Coule la Seine, de Fred Vargas
L'écoute de ce livre audio ne dure que 2 h 55, et pour cause, ce sont seulement 3 courtes nouvelles rassemblées dans un seul ouvrage : Salut et liberté ; La Nuit des brutes ; Cinq francs pièce. Chacune ont en commun de mettre en scène notre cher Adamsberg dans des affaires plutôt secondaires et sordides, mais où le personnage du clochard tient un rôle primordial. C'est peu, pas très croustillant, mais c'est toujours un vrai régal de lire la plume de Fred Vargas et d'être en compagnie du commissaire et de Danglard. Ce duo improbable et attachant. L'un fait le bruit des vagues, l'autre le bruit du vent. L'un se fie à l’instinct et croit aux forces de l’humanité, l'autre se fie à la réflexion et croit aux forces du vin blanc. Ne cherchez pas, on atteint des sphères cosmiques inexplicables. Et cette étincelle, Jacques Frantz l'a bien cernée en interprétant une lecture enflammée et virevoltante pour Audiolib (3ème collaboration, après Thierry Janssen et François Berland). Vivement le mois de juin, pour la sortie de Temps glaciaires !

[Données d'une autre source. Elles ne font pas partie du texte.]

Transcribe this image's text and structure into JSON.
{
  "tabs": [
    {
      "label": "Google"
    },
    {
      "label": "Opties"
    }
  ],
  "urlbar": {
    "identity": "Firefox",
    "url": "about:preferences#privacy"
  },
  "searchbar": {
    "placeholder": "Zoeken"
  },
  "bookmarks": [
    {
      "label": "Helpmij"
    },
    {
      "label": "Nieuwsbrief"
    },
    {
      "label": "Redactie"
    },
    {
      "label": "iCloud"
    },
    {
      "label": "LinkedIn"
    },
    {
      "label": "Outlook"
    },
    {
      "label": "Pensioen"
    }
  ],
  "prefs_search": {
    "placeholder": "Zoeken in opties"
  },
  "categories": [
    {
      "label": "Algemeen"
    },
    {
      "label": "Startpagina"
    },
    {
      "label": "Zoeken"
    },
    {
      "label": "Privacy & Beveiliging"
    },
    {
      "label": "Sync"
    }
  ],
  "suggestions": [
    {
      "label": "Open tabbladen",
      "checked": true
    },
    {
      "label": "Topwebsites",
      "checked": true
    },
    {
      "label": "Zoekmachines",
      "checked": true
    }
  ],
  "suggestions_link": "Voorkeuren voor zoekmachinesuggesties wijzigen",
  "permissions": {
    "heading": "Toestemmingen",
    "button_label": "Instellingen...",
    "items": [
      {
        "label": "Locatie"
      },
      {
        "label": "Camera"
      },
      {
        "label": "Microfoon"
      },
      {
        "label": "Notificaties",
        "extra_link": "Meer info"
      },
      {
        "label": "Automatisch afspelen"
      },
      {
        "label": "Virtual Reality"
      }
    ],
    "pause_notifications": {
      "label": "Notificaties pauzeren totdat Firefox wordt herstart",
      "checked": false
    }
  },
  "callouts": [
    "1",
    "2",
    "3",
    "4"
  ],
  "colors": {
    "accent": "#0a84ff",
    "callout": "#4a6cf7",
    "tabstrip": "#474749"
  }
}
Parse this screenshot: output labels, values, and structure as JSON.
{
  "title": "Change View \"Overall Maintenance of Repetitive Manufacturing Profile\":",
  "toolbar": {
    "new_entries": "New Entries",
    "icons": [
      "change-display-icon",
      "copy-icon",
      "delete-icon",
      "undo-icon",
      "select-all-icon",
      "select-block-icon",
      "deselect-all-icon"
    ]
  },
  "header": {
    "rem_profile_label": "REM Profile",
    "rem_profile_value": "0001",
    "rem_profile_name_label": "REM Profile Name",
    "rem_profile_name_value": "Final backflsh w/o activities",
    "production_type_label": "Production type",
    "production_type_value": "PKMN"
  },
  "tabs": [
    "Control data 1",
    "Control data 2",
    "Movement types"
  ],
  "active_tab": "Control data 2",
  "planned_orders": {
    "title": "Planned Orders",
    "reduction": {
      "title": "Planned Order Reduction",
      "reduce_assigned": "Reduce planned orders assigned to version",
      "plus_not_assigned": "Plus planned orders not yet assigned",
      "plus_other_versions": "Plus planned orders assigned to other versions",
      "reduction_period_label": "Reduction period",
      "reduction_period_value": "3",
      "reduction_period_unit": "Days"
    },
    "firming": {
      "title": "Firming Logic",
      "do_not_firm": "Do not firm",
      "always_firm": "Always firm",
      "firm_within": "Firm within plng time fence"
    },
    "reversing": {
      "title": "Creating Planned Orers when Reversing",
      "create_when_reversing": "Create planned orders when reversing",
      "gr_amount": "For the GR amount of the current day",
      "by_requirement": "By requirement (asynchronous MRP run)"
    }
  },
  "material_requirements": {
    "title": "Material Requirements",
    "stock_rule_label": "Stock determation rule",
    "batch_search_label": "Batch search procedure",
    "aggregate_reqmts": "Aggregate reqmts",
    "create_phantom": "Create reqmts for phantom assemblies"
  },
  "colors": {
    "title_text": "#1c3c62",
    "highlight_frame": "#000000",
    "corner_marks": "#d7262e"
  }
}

Audiolib ♦ mai 2015 ♦ texte lu par Jacques Frantz (durée : 2h 55) ♦ éditions Viviane Hamy, novembre 2002
« Ton collègue blond est assez emmerdant mais je l'aime bien, et puis il est généreux. Il se pose des questions sans fond, il s'inquiète et ça fait le bruit des vagues. Toi en revanche, tu fais le bruit du vent. Ça se voit à ta manière de marcher, tu suis ton souffle. Ton ami blond voit une flaque. Il s'arrête, examine la chose et il la contourne, il prépare bien son affaire. Toi, tu ne vois même pas cette flaque mais tu passes à côté sans le savoir, au flair. Tu piges ? T'es comme un magicien... »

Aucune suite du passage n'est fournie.